Stumbling Blocks and Solutions
The problem is, many institutions are undoubtedly hesitant to publish learning
outcome data that can be compared to the same data from other institutions—the
growing expectation of policy makers. Perhaps some recent developments in another
aspect of institutional learning assessment could inform this comparative issue:
Retention and graduation rates are the most common externally reported measures
of learning. Yet, they reflect many factors other than learning, while accounting
for learning only by assuming that retained and graduated students must have
learned something to justify their credit-recorded success. There is no comparative,
standardized basis for reporting these rates, and they are not universally provided.
But Alexander Astin, writing in the Oct. 22, 2004 issue of the
Chronicle
Review (“To Use Graduation Rates to Measure Excellence, You Have
to Do Your Homework,”) recently reported some hope for more meaningfully
reporting graduation rates. Astin made a case for reporting actual versus “expected”
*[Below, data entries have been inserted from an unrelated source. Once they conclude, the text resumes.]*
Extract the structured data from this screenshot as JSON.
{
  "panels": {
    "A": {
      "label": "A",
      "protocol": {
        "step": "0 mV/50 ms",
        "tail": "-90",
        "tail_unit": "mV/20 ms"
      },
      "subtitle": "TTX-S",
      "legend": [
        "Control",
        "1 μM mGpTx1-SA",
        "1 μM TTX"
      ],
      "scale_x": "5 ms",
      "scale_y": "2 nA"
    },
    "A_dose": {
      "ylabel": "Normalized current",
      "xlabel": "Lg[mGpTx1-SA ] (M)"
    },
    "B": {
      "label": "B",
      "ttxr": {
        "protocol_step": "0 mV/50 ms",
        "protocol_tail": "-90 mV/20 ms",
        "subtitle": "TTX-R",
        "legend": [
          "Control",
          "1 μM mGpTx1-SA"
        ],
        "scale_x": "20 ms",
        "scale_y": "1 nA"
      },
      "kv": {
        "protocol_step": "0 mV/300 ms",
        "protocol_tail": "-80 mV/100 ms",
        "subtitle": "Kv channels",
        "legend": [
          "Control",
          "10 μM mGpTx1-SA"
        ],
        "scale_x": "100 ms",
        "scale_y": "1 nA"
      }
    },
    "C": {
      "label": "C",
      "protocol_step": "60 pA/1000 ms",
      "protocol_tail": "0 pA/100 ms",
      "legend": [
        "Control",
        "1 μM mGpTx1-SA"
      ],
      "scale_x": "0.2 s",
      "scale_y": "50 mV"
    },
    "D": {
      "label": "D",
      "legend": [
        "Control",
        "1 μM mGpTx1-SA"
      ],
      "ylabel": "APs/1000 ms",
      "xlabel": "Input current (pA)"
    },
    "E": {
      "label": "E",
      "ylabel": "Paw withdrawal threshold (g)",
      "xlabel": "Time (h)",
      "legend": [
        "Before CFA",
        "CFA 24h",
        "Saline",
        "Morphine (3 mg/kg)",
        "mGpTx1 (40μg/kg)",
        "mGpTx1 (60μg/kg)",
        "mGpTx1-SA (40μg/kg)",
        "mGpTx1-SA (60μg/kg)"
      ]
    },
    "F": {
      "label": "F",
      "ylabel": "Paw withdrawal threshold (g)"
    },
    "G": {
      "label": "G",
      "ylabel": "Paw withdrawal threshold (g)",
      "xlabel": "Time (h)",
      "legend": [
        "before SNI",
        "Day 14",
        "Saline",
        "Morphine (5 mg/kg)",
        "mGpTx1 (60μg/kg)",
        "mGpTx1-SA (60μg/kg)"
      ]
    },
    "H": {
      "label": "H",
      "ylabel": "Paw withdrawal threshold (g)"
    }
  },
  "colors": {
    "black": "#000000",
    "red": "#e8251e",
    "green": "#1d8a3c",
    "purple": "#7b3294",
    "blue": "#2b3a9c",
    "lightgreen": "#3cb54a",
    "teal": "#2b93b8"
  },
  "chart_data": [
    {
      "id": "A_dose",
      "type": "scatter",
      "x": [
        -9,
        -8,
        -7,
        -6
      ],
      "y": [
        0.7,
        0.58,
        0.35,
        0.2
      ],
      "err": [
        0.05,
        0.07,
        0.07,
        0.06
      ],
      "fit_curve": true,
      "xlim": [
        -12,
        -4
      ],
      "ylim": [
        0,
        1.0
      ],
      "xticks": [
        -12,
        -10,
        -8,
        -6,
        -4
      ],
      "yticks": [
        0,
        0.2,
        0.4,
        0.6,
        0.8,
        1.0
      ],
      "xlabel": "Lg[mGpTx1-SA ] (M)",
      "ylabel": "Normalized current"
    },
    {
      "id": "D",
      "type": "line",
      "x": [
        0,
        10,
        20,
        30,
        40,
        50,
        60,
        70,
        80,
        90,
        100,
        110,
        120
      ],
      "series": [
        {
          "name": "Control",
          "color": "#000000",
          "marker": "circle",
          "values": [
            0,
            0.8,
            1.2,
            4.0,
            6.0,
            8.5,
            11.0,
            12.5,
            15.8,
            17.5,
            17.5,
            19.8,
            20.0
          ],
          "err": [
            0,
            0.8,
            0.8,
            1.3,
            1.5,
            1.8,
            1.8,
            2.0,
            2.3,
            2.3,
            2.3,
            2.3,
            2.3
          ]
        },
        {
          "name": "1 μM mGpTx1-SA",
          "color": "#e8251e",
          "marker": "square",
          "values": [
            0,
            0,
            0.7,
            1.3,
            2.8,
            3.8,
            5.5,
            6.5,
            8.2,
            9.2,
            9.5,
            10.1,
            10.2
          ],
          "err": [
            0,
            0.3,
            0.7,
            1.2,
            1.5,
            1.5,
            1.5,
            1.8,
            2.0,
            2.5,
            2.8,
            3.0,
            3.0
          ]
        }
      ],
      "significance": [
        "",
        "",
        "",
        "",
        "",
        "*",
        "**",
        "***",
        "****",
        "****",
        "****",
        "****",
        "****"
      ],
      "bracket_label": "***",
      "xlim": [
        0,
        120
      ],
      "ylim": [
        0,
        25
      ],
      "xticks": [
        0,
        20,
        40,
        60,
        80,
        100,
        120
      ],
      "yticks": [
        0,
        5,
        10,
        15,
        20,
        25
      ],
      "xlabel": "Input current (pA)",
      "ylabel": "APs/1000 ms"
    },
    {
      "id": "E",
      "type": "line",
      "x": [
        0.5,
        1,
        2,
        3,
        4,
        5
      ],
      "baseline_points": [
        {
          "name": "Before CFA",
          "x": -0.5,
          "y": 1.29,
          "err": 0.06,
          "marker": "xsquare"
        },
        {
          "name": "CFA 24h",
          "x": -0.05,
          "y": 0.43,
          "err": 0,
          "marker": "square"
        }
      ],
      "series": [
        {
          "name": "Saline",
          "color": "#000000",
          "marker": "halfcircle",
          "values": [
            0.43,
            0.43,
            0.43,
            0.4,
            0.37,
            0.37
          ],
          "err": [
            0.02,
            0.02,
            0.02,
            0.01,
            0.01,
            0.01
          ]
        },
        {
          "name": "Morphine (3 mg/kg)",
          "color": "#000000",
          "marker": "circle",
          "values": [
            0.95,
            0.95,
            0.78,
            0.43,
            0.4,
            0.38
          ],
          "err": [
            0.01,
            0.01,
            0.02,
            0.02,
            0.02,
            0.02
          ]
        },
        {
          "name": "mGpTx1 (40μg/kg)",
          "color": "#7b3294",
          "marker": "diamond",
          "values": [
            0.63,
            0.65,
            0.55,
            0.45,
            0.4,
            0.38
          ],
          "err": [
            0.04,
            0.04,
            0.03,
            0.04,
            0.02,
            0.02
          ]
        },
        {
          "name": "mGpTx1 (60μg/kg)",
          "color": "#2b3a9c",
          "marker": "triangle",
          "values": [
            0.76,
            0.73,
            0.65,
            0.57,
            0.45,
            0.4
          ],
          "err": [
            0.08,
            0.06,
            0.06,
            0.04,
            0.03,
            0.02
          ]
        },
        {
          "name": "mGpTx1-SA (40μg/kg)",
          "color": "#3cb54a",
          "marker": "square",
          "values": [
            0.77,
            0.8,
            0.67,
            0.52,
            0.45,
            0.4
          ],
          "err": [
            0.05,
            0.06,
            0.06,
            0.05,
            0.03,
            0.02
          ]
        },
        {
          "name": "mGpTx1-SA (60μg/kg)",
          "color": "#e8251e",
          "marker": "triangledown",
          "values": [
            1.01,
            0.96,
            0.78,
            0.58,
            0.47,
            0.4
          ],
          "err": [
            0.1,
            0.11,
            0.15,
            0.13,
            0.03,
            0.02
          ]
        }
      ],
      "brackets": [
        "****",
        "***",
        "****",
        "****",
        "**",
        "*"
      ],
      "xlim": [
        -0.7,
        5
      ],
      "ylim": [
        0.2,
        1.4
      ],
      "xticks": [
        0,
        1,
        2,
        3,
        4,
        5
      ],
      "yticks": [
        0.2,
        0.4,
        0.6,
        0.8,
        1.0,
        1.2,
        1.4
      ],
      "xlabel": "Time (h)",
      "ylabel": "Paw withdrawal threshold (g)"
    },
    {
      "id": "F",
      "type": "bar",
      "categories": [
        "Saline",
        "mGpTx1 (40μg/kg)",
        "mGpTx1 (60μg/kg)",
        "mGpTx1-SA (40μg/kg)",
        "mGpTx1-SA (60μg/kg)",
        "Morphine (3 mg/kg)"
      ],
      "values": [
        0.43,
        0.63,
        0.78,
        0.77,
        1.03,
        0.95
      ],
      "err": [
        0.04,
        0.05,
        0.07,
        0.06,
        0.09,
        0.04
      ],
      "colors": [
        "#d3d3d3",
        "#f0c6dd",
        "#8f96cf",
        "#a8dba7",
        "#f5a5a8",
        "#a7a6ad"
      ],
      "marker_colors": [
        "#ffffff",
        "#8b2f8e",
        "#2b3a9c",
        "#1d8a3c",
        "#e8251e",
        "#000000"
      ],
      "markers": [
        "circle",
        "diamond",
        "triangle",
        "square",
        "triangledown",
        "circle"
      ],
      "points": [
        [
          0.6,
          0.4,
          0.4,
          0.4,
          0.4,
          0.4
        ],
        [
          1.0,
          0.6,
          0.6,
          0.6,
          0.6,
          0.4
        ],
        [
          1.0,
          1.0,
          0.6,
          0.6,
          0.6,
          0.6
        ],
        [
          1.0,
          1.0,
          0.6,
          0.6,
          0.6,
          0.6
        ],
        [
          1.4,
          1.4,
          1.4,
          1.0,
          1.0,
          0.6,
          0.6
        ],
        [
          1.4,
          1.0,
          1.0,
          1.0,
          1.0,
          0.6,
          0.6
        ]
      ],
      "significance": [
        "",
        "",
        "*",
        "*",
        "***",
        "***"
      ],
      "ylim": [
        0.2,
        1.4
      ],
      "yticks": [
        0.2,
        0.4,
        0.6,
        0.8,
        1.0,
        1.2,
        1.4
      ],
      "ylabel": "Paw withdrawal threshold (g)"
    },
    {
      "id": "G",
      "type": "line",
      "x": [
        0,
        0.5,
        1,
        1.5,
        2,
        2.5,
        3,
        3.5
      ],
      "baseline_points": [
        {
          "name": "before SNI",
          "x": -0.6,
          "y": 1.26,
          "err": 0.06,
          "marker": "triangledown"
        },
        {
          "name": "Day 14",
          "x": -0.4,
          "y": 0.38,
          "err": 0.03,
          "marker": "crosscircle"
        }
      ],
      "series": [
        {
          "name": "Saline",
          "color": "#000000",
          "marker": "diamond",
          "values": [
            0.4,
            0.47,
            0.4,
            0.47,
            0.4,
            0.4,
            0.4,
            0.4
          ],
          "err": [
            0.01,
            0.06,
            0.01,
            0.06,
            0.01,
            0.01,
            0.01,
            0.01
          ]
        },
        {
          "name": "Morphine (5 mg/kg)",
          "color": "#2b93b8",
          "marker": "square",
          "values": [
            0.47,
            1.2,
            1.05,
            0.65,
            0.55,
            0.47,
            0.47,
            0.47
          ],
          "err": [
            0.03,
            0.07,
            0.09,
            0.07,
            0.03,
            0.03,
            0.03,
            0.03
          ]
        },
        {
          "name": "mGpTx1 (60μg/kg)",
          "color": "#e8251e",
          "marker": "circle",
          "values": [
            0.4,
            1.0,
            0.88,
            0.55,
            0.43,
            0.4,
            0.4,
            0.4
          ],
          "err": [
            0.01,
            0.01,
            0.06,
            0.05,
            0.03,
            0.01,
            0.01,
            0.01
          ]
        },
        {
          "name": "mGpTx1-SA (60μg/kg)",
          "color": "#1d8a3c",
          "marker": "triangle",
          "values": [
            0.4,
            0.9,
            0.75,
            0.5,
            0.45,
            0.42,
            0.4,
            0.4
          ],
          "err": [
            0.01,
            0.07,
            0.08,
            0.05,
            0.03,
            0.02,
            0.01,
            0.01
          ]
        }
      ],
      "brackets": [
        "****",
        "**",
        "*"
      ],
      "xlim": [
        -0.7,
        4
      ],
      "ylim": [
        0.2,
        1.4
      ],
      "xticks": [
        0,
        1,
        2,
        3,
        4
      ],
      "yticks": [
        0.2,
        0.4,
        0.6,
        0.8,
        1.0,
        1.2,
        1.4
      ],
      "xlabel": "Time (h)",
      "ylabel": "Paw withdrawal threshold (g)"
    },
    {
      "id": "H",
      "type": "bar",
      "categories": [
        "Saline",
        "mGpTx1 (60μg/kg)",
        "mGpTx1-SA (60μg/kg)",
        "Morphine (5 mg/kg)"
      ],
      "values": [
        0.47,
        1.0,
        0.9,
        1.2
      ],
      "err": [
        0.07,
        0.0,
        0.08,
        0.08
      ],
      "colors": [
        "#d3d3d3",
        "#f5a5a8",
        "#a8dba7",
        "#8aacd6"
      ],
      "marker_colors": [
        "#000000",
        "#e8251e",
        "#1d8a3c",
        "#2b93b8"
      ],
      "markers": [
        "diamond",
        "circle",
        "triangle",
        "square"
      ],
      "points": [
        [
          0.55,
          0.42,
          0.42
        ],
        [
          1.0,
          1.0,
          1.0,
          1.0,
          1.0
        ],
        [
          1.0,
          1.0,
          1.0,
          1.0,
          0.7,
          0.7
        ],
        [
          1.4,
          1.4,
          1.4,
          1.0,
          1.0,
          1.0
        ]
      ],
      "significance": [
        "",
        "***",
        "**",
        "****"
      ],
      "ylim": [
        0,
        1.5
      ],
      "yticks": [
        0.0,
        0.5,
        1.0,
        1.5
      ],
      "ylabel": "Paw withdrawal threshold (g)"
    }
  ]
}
graduation rates as a basis for taking into account institutional type and the
socio-educational profile of its first-year class. Possibly, this work will
find application at the level of the set of courses most closely linked to retention
and graduation—again, the college-prep and college-level basic skills
courses, along with a handful of college intro courses, which taken together
account for a high percentage of all enrollments, and could be externally assessed
as per our discussion above.
Technology to the Rescue
Yes, technology can play a role in assessing learning; more than a labor-saving
role. Today’s course management systems and assessment technologies make
it possible to:
- Deploy a continuous feedback loop of study-assessment-mastery in a variety
of courses.
- Develop a common (standardized) institutional, longitudinal assessment
strategy for high-enrollment courses taught by multiple instructors—a
strategy that assesses the course as a whole, not each of its instances taught
by different instructors.
- Participate in a consortium to extend the (preceding) whole-course, common-course
longitudinal strategy across institutions.
- Decouple teaching from testing in basic skills areas and selected intro-level
disciplinary and professional courses by using nationally “normed”
assessments (and materials) available from trusted external assessment providers.